Jonathan Rendall: Writer on boxing and gambling who lived life close to the edge

 

The theme of Jonathan Rendall's writing life was risk. He came to prominence in the late 1980s as a vital new voice covering that most literary of sports, boxing, and captured in urgent, seductive prose the risk to life and limb that assails a fighter every time he enters the ring. But the risk came closer to home too. Rendall wrote about playing the odds in a book called, ominously, Twelve Grand. The terms of the contract with his publisher were that he would take his advance – the titular £12,000 – and gamble it. It's one measure of how well the gambling paid that later in life he would joke about a sequel called Twelve Quid.

The most important throw of the dice in Rendall's life took place long before his first bet. Born in Oxford in 1964, he was adopted into a middle-class family in Surrey; his adoptive father was a bookseller. His parents took him and his younger brother and sister, also adopted, to Greece when he was 14. He was the beneficiary of a private education at Downsend Preparatory School, St John's Leatherhead and finally the Campion School in Athens. The odd ruckus with authority aside, he did well enough academically to return in 1983 to the city of his birth to study history at Magdelen College.

Rendall fell in love with boxing as a boy and as a young man went so far as to have a crack himself. Could he have been a contender? Probably not.

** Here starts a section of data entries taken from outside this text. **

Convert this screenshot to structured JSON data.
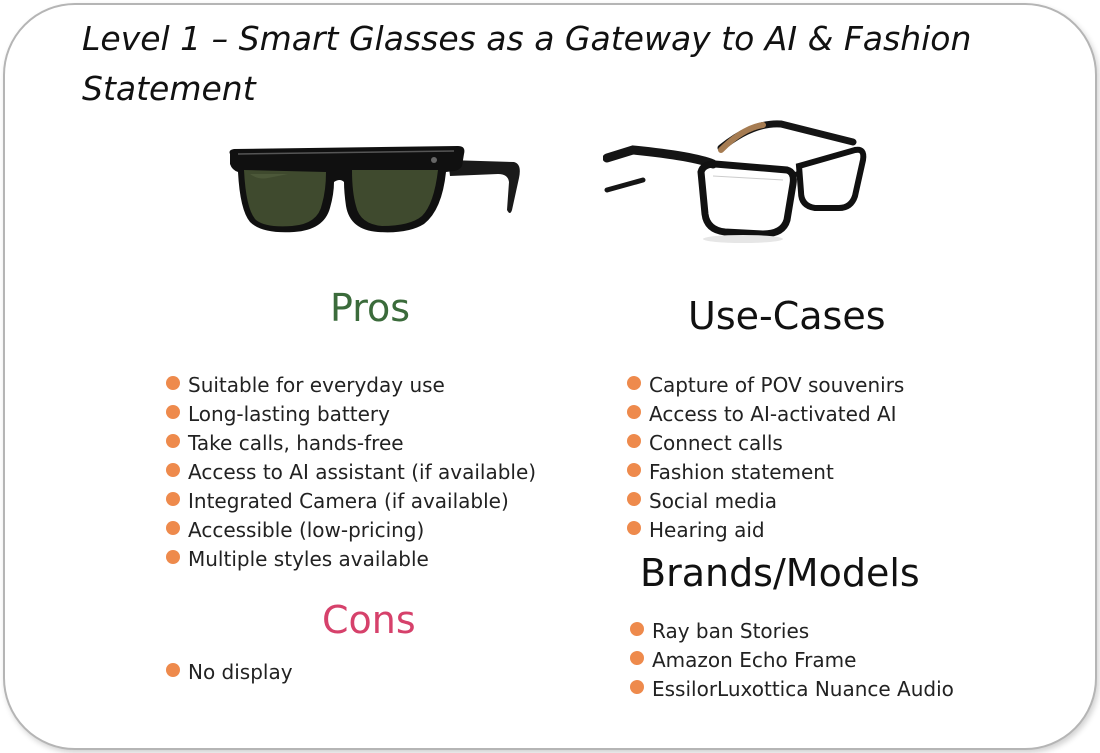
{
  "title": "Level 1 – Smart Glasses as a Gateway to AI & Fashion Statement",
  "images": {
    "left": "sunglasses-icon",
    "right": "eyeglasses-icon"
  },
  "pros": {
    "heading": "Pros",
    "items": [
      "Suitable for everyday use",
      "Long-lasting battery",
      "Take calls, hands-free",
      "Access to AI assistant (if available)",
      "Integrated Camera (if available)",
      "Accessible (low-pricing)",
      "Multiple styles available"
    ]
  },
  "cons": {
    "heading": "Cons",
    "items": [
      "No display"
    ]
  },
  "use_cases": {
    "heading": "Use-Cases",
    "items": [
      "Capture of POV souvenirs",
      "Access to AI-activated AI",
      "Connect calls",
      "Fashion statement",
      "Social media",
      "Hearing aid"
    ]
  },
  "brands": {
    "heading": "Brands/Models",
    "items": [
      "Ray ban Stories",
      "Amazon Echo Frame",
      "EssilorLuxottica Nuance Audio"
    ]
  },
  "colors": {
    "pros": "#3b6b3b",
    "cons": "#d6416b",
    "bullet": "#ee8a4c",
    "border": "#b5b5b5"
  }
}
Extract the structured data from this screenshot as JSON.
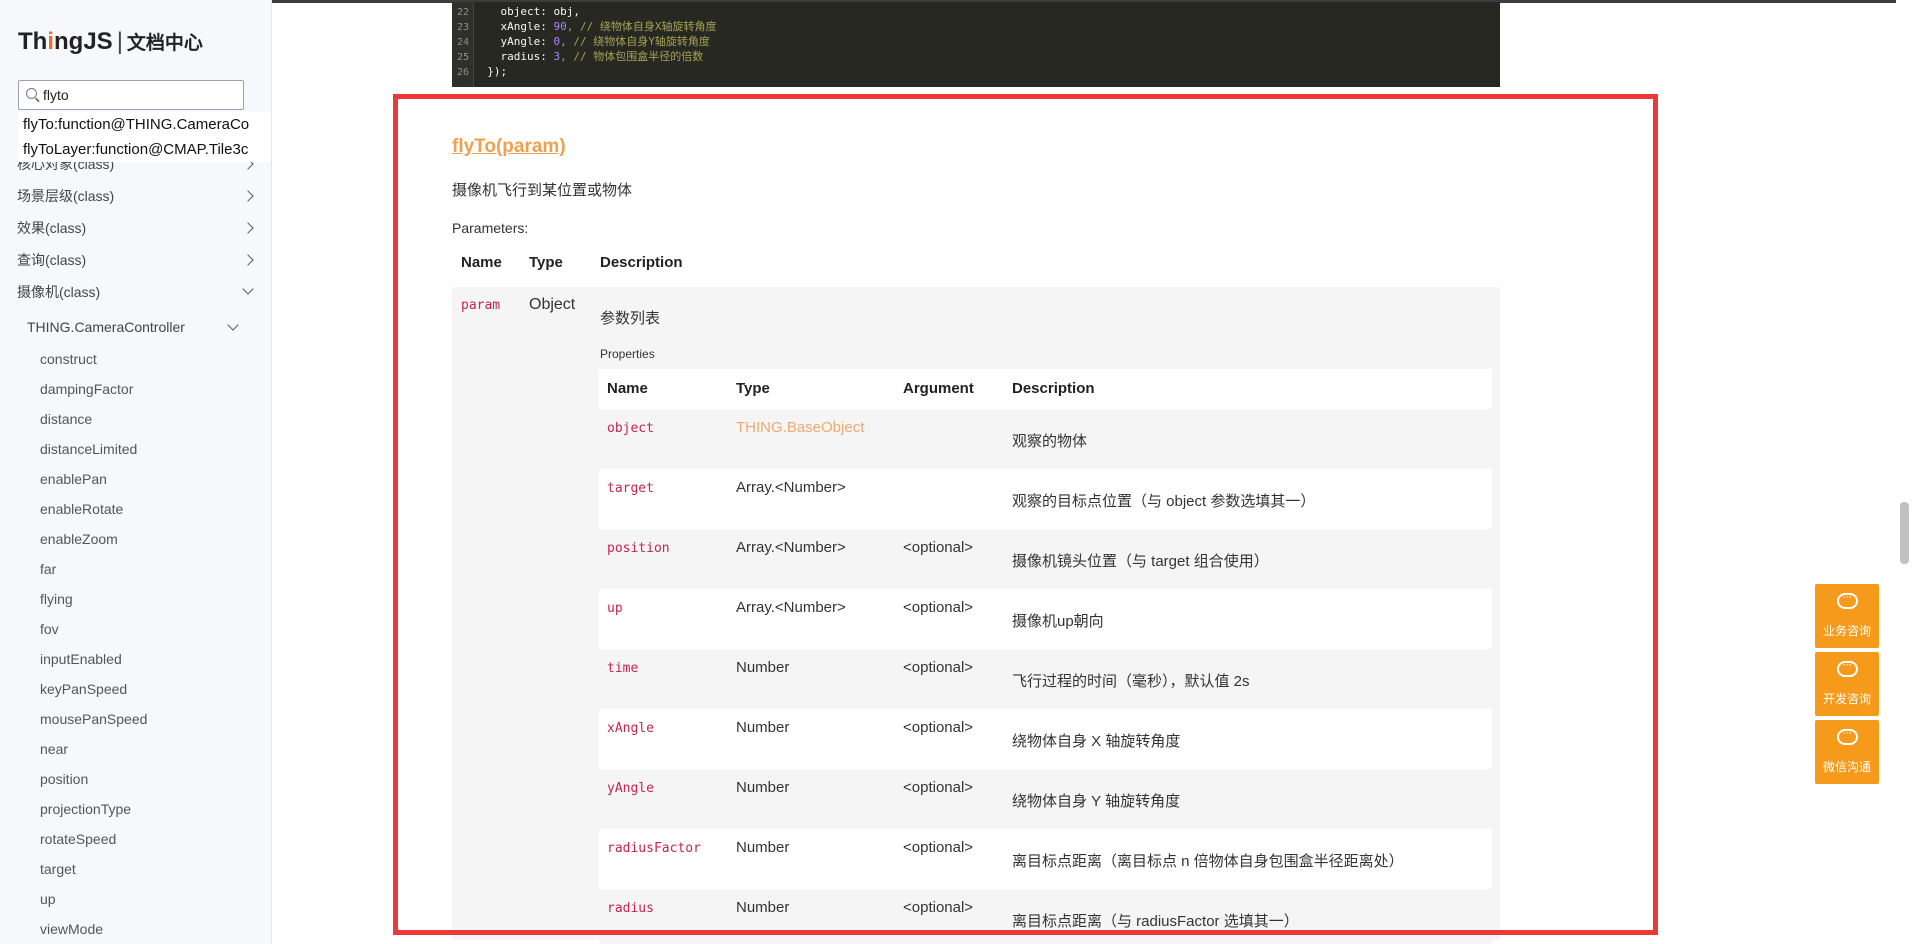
{
  "sidebar": {
    "logo_main_pre": "Th",
    "logo_main_i": "i",
    "logo_main_post": "ngJS",
    "logo_sep": "|",
    "logo_sub": "文档中心",
    "search_value": "flyto",
    "suggestions": [
      "flyTo:function@THING.CameraCo",
      "flyToLayer:function@CMAP.Tile3c"
    ],
    "nav_items": [
      "核心对象(class)",
      "场景层级(class)",
      "效果(class)",
      "查询(class)",
      "摄像机(class)"
    ],
    "sub_item": "THING.CameraController",
    "leaf_items": [
      "construct",
      "dampingFactor",
      "distance",
      "distanceLimited",
      "enablePan",
      "enableRotate",
      "enableZoom",
      "far",
      "flying",
      "fov",
      "inputEnabled",
      "keyPanSpeed",
      "mousePanSpeed",
      "near",
      "position",
      "projectionType",
      "rotateSpeed",
      "target",
      "up",
      "viewMode"
    ]
  },
  "code": {
    "lines": [
      {
        "n": "22",
        "key": "    object: ",
        "val": "obj,",
        "val_type": "plain",
        "comment": ""
      },
      {
        "n": "23",
        "key": "    xAngle: ",
        "val": "90",
        "val_type": "num",
        "comment": ", // 绕物体自身X轴旋转角度"
      },
      {
        "n": "24",
        "key": "    yAngle: ",
        "val": "0",
        "val_type": "num",
        "comment": ", // 绕物体自身Y轴旋转角度"
      },
      {
        "n": "25",
        "key": "    radius: ",
        "val": "3",
        "val_type": "num",
        "comment": ", // 物体包围盒半径的倍数"
      },
      {
        "n": "26",
        "key": "  });",
        "val": "",
        "val_type": "plain",
        "comment": ""
      }
    ]
  },
  "doc": {
    "method_title": "flyTo(param)",
    "summary": "摄像机飞行到某位置或物体",
    "parameters_label": "Parameters:",
    "table_headers": {
      "name": "Name",
      "type": "Type",
      "description": "Description"
    },
    "param": {
      "name": "param",
      "type": "Object",
      "description": "参数列表"
    },
    "properties_label": "Properties",
    "prop_headers": {
      "name": "Name",
      "type": "Type",
      "argument": "Argument",
      "description": "Description"
    },
    "properties": [
      {
        "name": "object",
        "type": "THING.BaseObject",
        "argument": "",
        "description": "观察的物体"
      },
      {
        "name": "target",
        "type": "Array.<Number>",
        "argument": "",
        "description": "观察的目标点位置（与 object 参数选填其一）"
      },
      {
        "name": "position",
        "type": "Array.<Number>",
        "argument": "<optional>",
        "description": "摄像机镜头位置（与 target 组合使用）"
      },
      {
        "name": "up",
        "type": "Array.<Number>",
        "argument": "<optional>",
        "description": "摄像机up朝向"
      },
      {
        "name": "time",
        "type": "Number",
        "argument": "<optional>",
        "description": "飞行过程的时间（毫秒），默认值 2s"
      },
      {
        "name": "xAngle",
        "type": "Number",
        "argument": "<optional>",
        "description": "绕物体自身 X 轴旋转角度"
      },
      {
        "name": "yAngle",
        "type": "Number",
        "argument": "<optional>",
        "description": "绕物体自身 Y 轴旋转角度"
      },
      {
        "name": "radiusFactor",
        "type": "Number",
        "argument": "<optional>",
        "description": "离目标点距离（离目标点 n 倍物体自身包围盒半径距离处）"
      },
      {
        "name": "radius",
        "type": "Number",
        "argument": "<optional>",
        "description": "离目标点距离（与 radiusFactor 选填其一）"
      }
    ]
  },
  "float_buttons": [
    {
      "label": "业务咨询",
      "icon": "chat-bubble-icon"
    },
    {
      "label": "开发咨询",
      "icon": "chat-bubble-icon"
    },
    {
      "label": "微信沟通",
      "icon": "wechat-icon"
    }
  ],
  "colors": {
    "accent_orange": "#f59a1b",
    "highlight_red": "#ec3838",
    "param_red": "#c7254e",
    "link_orange": "#f0a050"
  }
}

He was certainly a tall and handsome bruiser, but representing the university in the light-heavyweight division at the annual Town vs Gown fixture, he took an unambiguous pummelling.

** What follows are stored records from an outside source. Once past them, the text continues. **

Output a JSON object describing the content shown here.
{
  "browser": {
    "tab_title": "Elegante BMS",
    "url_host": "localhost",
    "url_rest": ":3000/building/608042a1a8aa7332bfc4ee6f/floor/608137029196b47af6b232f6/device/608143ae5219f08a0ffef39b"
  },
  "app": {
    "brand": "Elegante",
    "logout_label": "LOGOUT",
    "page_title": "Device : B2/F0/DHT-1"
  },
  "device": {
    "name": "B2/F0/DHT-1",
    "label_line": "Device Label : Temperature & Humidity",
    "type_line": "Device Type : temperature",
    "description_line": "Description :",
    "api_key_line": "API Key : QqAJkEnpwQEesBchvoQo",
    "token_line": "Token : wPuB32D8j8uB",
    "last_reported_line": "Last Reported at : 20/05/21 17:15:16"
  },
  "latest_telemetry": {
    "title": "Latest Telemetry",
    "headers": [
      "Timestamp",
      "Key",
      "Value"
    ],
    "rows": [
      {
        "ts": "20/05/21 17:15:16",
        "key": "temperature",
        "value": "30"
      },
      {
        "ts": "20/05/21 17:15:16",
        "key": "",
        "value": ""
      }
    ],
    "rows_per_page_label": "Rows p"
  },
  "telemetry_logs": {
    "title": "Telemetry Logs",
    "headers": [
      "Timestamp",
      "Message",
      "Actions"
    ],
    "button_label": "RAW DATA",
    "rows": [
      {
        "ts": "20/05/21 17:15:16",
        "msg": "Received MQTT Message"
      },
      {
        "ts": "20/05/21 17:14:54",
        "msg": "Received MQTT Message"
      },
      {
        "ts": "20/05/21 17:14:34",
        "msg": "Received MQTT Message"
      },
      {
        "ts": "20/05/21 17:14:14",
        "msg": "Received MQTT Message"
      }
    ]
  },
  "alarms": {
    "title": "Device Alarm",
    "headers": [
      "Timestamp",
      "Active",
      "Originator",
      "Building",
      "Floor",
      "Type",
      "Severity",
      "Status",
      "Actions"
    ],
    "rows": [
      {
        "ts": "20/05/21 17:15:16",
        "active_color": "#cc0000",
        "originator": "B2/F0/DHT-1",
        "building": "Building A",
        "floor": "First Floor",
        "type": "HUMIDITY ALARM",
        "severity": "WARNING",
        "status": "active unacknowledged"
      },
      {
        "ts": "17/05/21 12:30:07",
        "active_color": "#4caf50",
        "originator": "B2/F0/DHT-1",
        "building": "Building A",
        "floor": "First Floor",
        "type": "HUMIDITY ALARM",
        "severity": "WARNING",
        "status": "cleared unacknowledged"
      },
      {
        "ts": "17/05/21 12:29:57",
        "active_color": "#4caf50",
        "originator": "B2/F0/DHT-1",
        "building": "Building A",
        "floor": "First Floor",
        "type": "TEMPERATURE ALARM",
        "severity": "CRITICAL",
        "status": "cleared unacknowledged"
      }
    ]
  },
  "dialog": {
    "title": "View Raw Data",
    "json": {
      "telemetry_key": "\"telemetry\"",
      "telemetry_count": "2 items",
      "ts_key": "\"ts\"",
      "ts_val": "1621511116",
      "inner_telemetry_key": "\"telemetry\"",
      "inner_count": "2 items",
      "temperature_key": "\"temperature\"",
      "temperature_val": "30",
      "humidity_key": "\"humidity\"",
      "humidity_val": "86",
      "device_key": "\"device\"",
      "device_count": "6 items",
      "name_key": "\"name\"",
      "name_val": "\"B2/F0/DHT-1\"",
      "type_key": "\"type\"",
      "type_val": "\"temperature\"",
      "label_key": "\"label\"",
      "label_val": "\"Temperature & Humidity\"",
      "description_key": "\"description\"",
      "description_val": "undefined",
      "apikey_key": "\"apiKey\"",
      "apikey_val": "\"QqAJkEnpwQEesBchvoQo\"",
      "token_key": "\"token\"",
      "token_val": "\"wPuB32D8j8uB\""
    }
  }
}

He went on to write about that only bout in This Bloody Mary Is The Last Thing I Own (1997), his memoir of a decade devoted to the sweet science, as he liked to call it, the sibilants hissing on his tongue. Where he couldn't land fluent blows in the ring, he had no such difficulty in print. The entire book – Jonathan Rendall at his brilliant best – is a bravura performance lacing screwball comedy with a romantic celebration of failure.

After leaving Oxford he entered sports journalism as a sub-editor on the sports desk of The Times, but his major break as a boxing correspondent came with two newspaper launches – the Sunday Correspondent, then The Independent on Sunday. In an era when giants still stalked the ring he sent back pungent ringside despatches from Las Vegas in which you could smell the sweat and the fear. And in his longer-form interviews with old fighters, the humanity – the despair and the hope – washed across the page. But however much he romanticised the ring's fallen heroes, the more fallen the better, he never quite shed the outsider's tendency to ironise. No wonder Tom Wolfe and Tom Stoppard would praise This Bloody Mary to the skies.

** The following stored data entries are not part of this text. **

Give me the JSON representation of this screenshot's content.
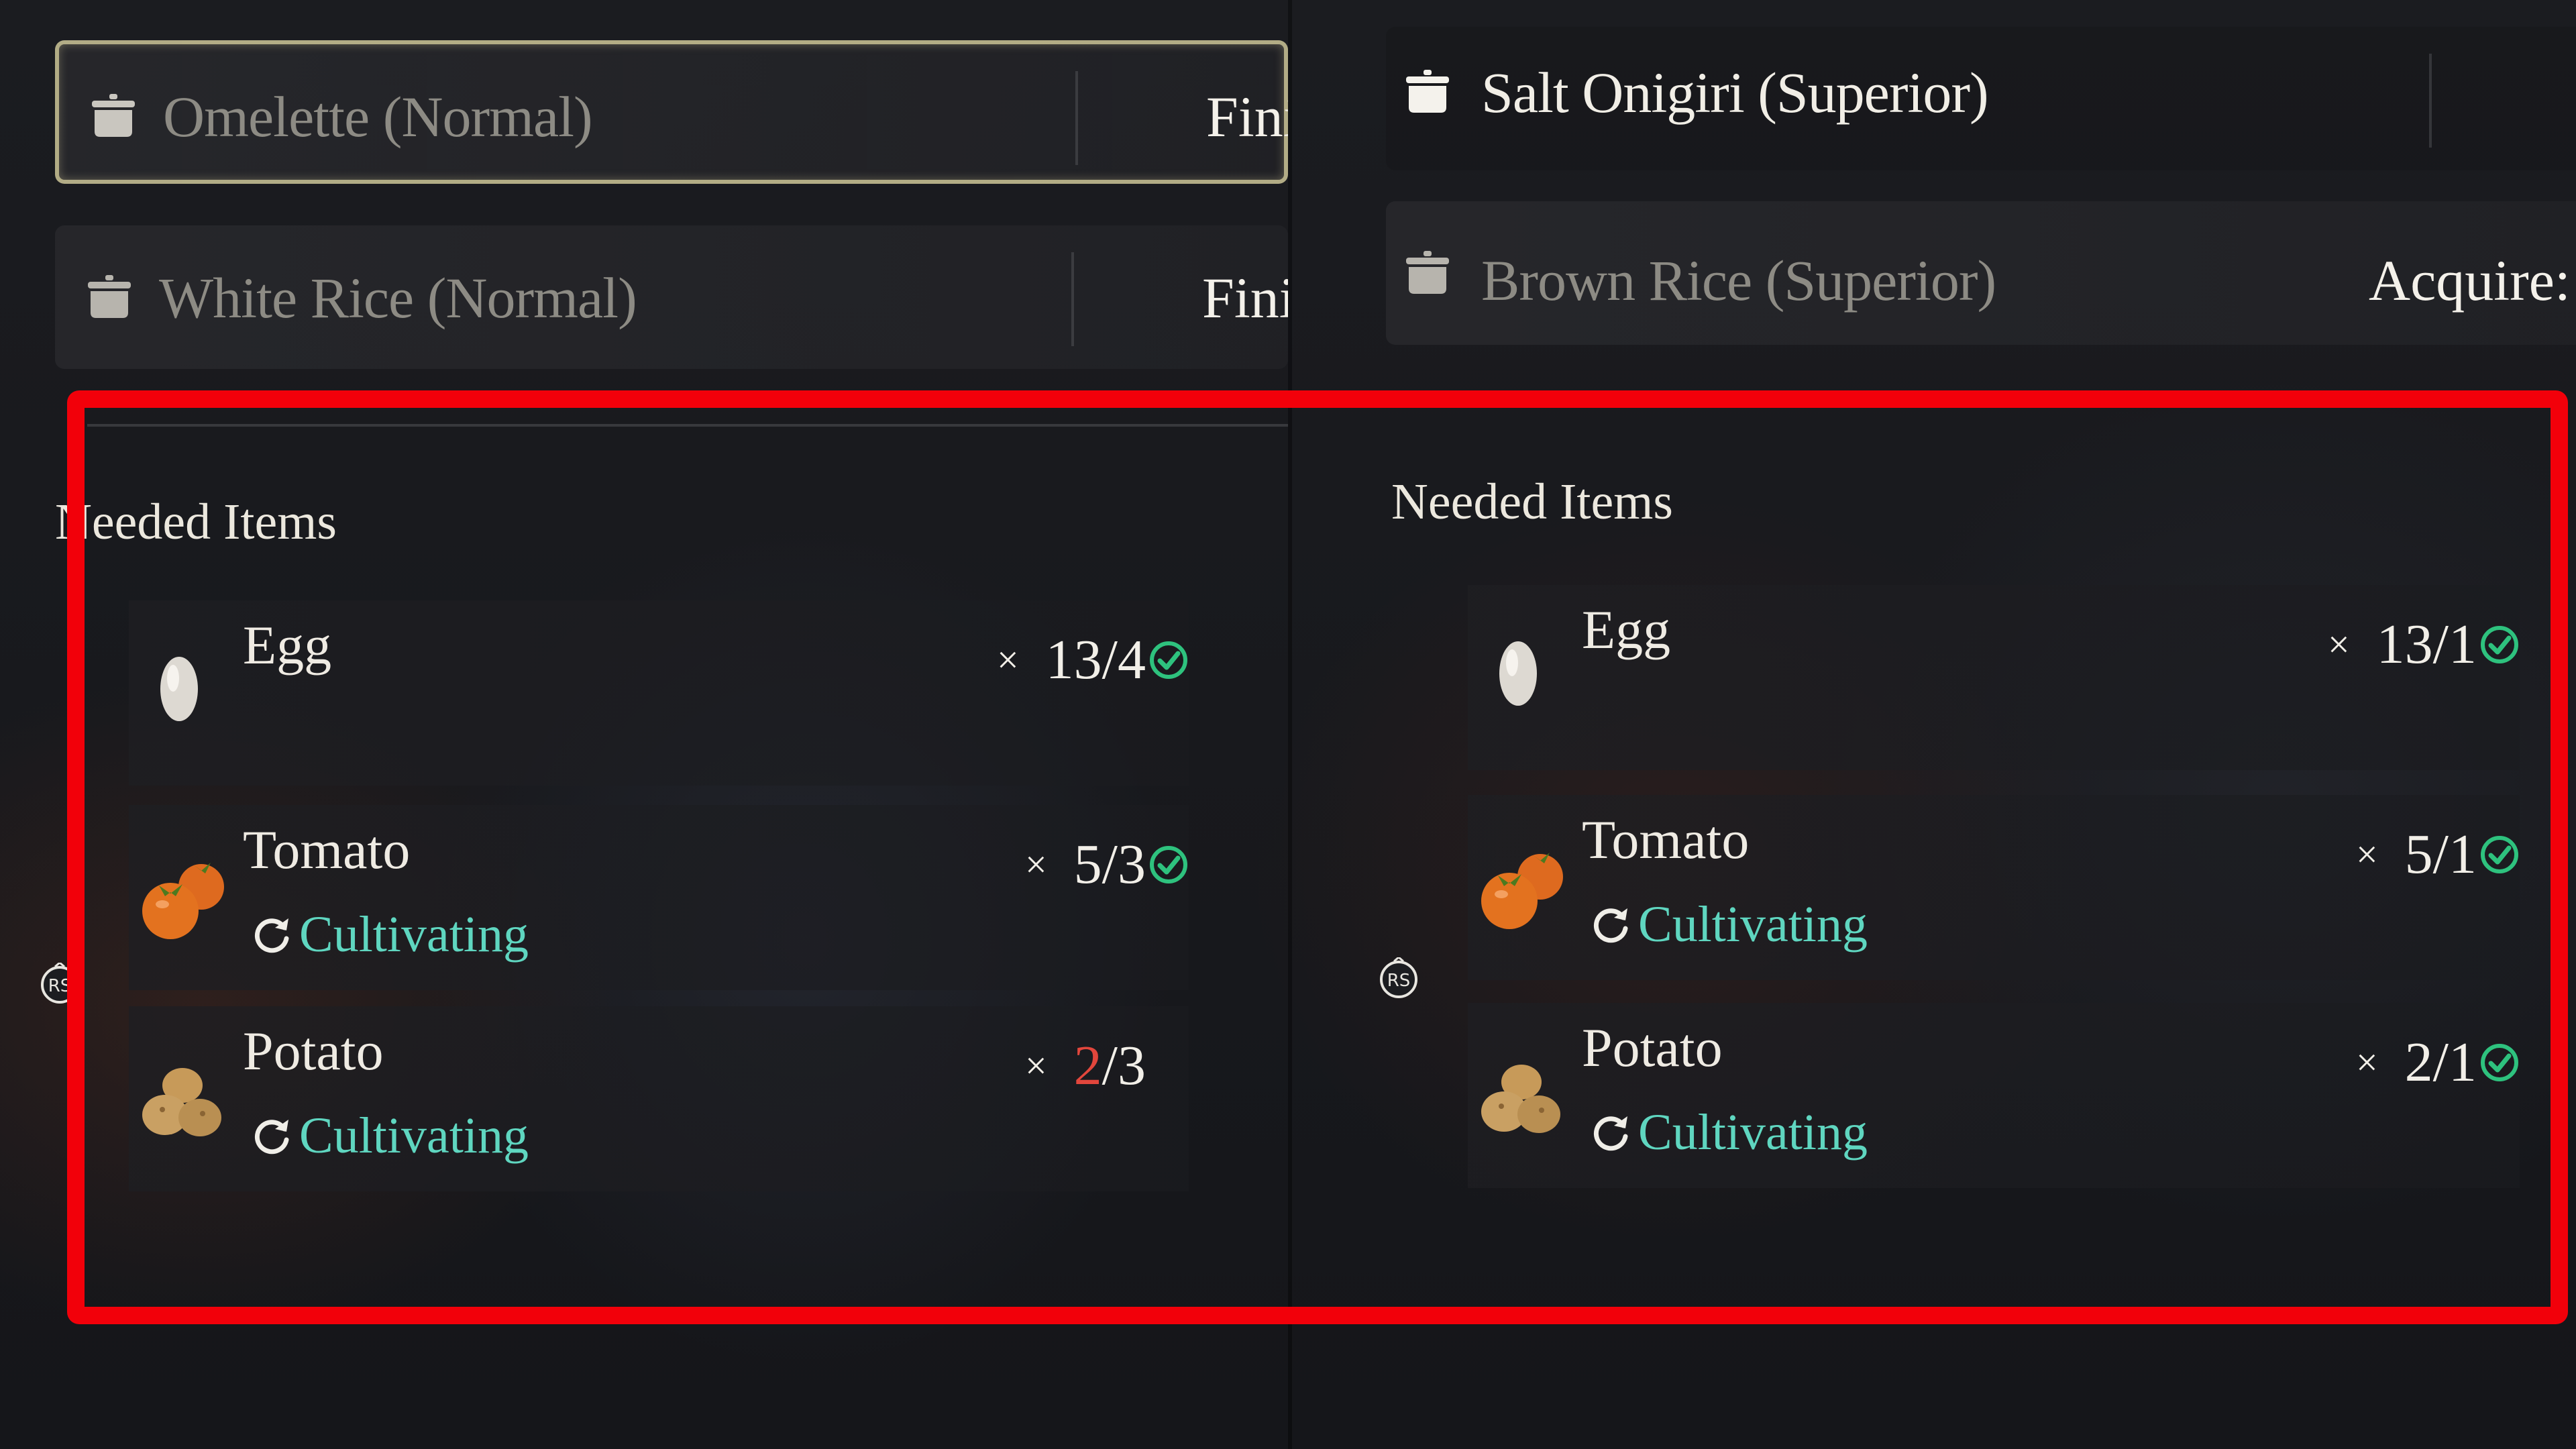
{
  "left_panel": {
    "recipes": [
      {
        "name": "Omelette (Normal)",
        "status": "Finis",
        "selected": true
      },
      {
        "name": "White Rice (Normal)",
        "status": "Finis",
        "selected": false
      }
    ],
    "needed_items_title": "Needed Items",
    "items": [
      {
        "name": "Egg",
        "have": "13",
        "need": "4",
        "have_insufficient": false,
        "complete": true
      },
      {
        "name": "Tomato",
        "status": "Cultivating",
        "have": "5",
        "need": "3",
        "have_insufficient": false,
        "complete": true
      },
      {
        "name": "Potato",
        "status": "Cultivating",
        "have": "2",
        "need": "3",
        "have_insufficient": true,
        "complete": false
      }
    ]
  },
  "right_panel": {
    "recipes": [
      {
        "name": "Salt Onigiri (Superior)",
        "status": "",
        "selected": false
      },
      {
        "name": "Brown Rice (Superior)",
        "status": "Acquire: R",
        "selected": false
      }
    ],
    "needed_items_title": "Needed Items",
    "items": [
      {
        "name": "Egg",
        "have": "13",
        "need": "1",
        "have_insufficient": false,
        "complete": true
      },
      {
        "name": "Tomato",
        "status": "Cultivating",
        "have": "5",
        "need": "1",
        "have_insufficient": false,
        "complete": true
      },
      {
        "name": "Potato",
        "status": "Cultivating",
        "have": "2",
        "need": "1",
        "have_insufficient": false,
        "complete": true
      }
    ]
  },
  "common": {
    "qty_multiplier": "×",
    "qty_separator": "/",
    "rs_button_label": "RS"
  },
  "colors": {
    "cultivating": "#5fd6c0",
    "insufficient": "#e2463c",
    "check": "#2ec27e",
    "highlight_border": "#f2000a",
    "selected_border": "#cdc696"
  }
}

To most lifelong fans of the fight game, the job would have been a dream come true. But even as his brief broadened to write as tellingly about other sports – a superb piece on the great Leeds United team of the 1970s preceded David Peace's novel The Damned Utd by a good decade – he started kicking against the demands of the weekly deadline. It cost him much to write. There was something in him that battled the confinement of routine – an anarchic streak which is perhaps why he couldn't quite find a niche in boxing's hierarchy. He came to despise the transience of sportswriting, and his own talent.

For a while he successfully managed the career of the featherweight Colin "Sweet C" Macmillan, but when his career ended Jon chose not to take on other boxers. Instead he wrote This Bloody Mary as a farewell to the fight game. Then came Twelve Grand: The Gambler as Hero (1999), an early commission from Random House's newly formed sports imprint Yellow Jersey. It was theoretically a good idea: give a man who knows his way round dog tracks, betting shops and casinos a chance to double his money.

The problem was that Rendall soon realised the narrative would work only if he lost all the lot. This he promptly did, leaving the father of three young children catastrophically out of pocket. He also itched to turn what was conceived as an investigative story into fiction. Not for the first time he found himself locking horns with an editor. The book has characteristically thrilling passages, but also has something of the pantomime horse about it. The payday came when Channel 4 commissioned him to front the much admired documentary series The Gambler (which is to be repeated from this weekend).

For his third book Jon was emboldened to take the ultimate risk and go looking for his birth mother. Unlike for many in his situation, it did not end happily. Perhaps the writer whose muse was loss intuited that, once again, the resulting book wouldn't work any other way. Garden Hopping (2006) brimmed with stories from an unreliable narrator that may not have been all quite true. But then the story was always the thing for a gifted, even hypnotic raconteur who had the power to make friends and readers laugh and weep.

The terrible sadness is that his own life story was one he couldn't spin out. Problems with alcohol – for a time he wrote a drinking column for The Observer – were exacerbated in later years by an accident in which he was hit by a car, causing him to lose his sight. He recovered it after an operation. A biography of Mike Tyson announced for 2007 was left unfinished. Now that really could have been a contender.

He is survived by his ex-wife Susie and three children, George, Sofia and Xanthe.

Jasper Rees

Jonathan Rendall, journalist and author: born Oxford 11 June 1964; married (one son, two daughters); died on or before 23 January 2013.